Reader Question ~ When to Report Biopsy Separately

When to Report Biopsy Separately

Question: We often perform sentinel node biopsy and, if the frozen section of that node shows cancer, we proceed with the axillary lymphadenectomy at the same time.

The August 2006
General Surgery Coding Alert instructed: -You should not separately report sentinel node biopsy and lymphadenectomy in the same region during the same operative session. Instead, you should include the sentinel node biopsy in the more extensive, planned, same-location lymphadenectomy.-

Performing the sentinel node biopsy is a delicate, time-consuming process. Then we must wait for a frozen section. How can we be reimbursed for the effort of the sentinel node biopsy when this precedes the lymphadenectomy at the same session?

Virginia Subscriber
 
Answer: CMS rules can be confusing, but you can report sentinel node biopsy (38500-38530) separately from lymphadenectomy (38700-38780) -- even if the two occurduring the same operative session.
 
Medicare guidelines stipulate that you may report the biopsy separately if the results of the biopsy lead to the decision to perform the lymph node removal. National Correct Coding Initiative guidelines state, -Sentinel lymph node biopsy is separately reported when performed prior to a localized excision of breast or a mastectomy with or without lymphadenectomy.-

As you point out, this would be the case the vast majority of cases --  after all, the point of the biopsy is to avoid further excision, if possible.

Therefore, if your surgeon performed a sentinel node biopsy as outlined in your question and, based on the results of that biopsy, performed a same-day lymphadenectomy, you may report both procedures.

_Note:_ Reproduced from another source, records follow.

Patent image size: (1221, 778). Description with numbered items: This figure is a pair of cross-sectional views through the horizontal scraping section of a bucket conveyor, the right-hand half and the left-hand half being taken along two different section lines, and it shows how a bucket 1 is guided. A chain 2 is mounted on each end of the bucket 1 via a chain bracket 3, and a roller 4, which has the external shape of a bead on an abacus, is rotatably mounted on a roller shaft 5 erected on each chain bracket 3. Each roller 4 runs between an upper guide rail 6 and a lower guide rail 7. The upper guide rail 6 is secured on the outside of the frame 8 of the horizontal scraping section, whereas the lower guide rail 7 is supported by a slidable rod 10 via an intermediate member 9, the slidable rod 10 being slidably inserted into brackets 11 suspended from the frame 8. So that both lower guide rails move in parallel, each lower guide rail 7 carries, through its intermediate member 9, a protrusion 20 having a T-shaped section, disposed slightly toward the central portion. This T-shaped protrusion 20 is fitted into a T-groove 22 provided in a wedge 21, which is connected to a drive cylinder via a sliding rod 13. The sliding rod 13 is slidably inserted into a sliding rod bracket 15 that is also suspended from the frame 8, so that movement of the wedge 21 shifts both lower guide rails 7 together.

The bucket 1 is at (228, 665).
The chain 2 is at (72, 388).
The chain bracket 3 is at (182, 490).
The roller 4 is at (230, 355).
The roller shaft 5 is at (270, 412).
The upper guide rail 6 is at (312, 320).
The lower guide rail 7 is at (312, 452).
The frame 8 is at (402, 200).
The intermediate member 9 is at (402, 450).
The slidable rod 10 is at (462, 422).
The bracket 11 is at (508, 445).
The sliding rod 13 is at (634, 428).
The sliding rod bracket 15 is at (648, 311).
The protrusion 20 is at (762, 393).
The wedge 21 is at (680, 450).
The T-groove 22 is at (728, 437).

Many payers will require that you append modifier 59 (Distinct procedural service) to the appropriate biopsy code (38500-38530) to further differentiate the procedure from the follow-up lymphadenectomy. In addition, your documentation should make clear that the biopsy results provided the justification for and led to the decision to perform the subsequent excisions.

The problem: Confusion arises because Medicare payer rules also stipulate that you should not report a separate node biopsy if the surgeon prospectively plans the lympha-denectomy. Typical payer language explains, -Sentinel lymph node biopsy for malignant melanoma is eligible for reimbursement unless a regional lymphadenectomy is planned, regardless of the findings of the [biopsy].-

In other words, if the surgeon is going to remove the lymph nodes regardless of the results of the biopsy (a clinically unlikely scenario), you can't charge separately for sentinel node biopsy.

Bottom line: You can report both sentinel lymph node biopsy and lymphadenectomy as long as the lymphadenectomy is unplanned at the time of the biopsy and the decision to perform lymphadenectomy (at the same or a later session) is based on the results of the biopsy.